"I am nicer than you." "No, I am nicer than you," "right, let's have a fight to see who is the nicest." And that above storyline in a nutshell is how the BofA Global Research report sees the political battle for supremacy between the US and China. Except, of course, nice isn't really the right word. Not many people would refer to China as 'nice.' Or indeed, the US, for that matter. But this is how BofA put it, "Imagine if 'wars' were fought over who could make the world a better place!"
It is something of an oxymoron, of course. You don't fight literal wars over who is being the kindest to the planet. Presumably, BofA, was using the word wars in a softer sense. Not so much tanks and bombs as dollars and yuans.
But it reckons that the "next round of political tensions between the US and China is likely to be fought over climate action."
It says that over the last decade: "China spent two times more than the US on climate action."
It's a contentious point, of course. China is also responsible for more carbon dioxide emissions than the US. Still, whether that is a fair criticism of China when you factor in the cumulative amount of carbon emissions emanating from the US, (and indeed Europe) the size of China's population and its role as the world's factory, maybe the climate case against China is a moot point.
BofA said that pressure points will be "manufacturing policies, human rights-related laws and carbon-related trade tariffs."
It added: "Let's not forget about Europe either, a leader in climate policy and home to eight of the ten of largest cleantech companies in the world.
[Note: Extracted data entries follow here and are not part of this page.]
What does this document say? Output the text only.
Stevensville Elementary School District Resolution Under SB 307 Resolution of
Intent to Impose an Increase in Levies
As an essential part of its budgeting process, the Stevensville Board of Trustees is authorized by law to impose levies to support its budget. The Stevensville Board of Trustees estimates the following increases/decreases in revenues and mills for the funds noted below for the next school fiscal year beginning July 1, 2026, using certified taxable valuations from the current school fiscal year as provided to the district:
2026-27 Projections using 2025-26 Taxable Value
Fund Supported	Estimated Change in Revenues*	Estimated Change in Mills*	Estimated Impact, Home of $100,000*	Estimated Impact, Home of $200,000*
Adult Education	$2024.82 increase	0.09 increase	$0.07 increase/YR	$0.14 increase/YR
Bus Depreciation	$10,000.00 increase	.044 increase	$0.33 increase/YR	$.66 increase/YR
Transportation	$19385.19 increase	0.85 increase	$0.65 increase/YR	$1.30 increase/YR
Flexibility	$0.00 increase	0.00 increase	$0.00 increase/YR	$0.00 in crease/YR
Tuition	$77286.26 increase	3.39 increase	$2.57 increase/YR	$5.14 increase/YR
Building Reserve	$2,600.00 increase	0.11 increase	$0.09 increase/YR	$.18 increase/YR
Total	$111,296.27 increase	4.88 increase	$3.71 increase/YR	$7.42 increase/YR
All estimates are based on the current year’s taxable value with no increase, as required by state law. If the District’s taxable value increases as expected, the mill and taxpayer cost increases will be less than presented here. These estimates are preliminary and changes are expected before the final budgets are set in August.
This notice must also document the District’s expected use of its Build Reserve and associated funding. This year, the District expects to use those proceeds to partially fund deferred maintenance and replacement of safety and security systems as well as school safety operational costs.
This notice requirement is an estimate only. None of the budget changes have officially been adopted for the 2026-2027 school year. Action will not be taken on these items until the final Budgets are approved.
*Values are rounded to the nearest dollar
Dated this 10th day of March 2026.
There is the potential for a four-fold increase in cleantech capacity this decade, with more money chasing companies leading the climate transition. The climate race might also bring peak oil closer as we see further headwinds in fossil fuels and traditional autos."
Of course, it's not just about saving the planet. As BofA said: "We believe climate strategies offer a route to global supremacy, as much more is at stake here: the economic impact of climate could reach $69 trillion this century, and energy transition investment needing to rise to four trillion per year. Energy independence and supply chain control are also at stake with the geopolitical balance of power and peak oil in 2030.
So what are the opportunities for China, the US and Europe?
BofA said: "China's wind and solar capacity is set to increase three times and four times respectively, by 2030, versus two times and three times in the US."
It's a similar tale with batteries for electric cars. It expects China's production of batteries to quadruple by 2030, but only see a three-find rise in the US. Although, given how learning rates work and spill over into economic impact, Techopia suspects that it underestimates the growth in batteries on both sides of the Pacific — and indeed on both sides of the Atlantic.
But it said: "Whilst US-China relations have been at the forefront of the geopolitical stage in the past decade, Europe fell behind. But this looks set to change as Europe is already a leader in climate policy, with 70 per cent of ESG mutual fund assets, the most advanced green regulation and a significant head-start on decarbonisation. As a result, climate wars could facilitate a European revival. Already, 8/10 largest global cleantech companies are European today."
And what does this mean?
"The net result is likely to be more money chasing companies leading the climate transition, while climate laggards could face financing hurdles or lower valuations."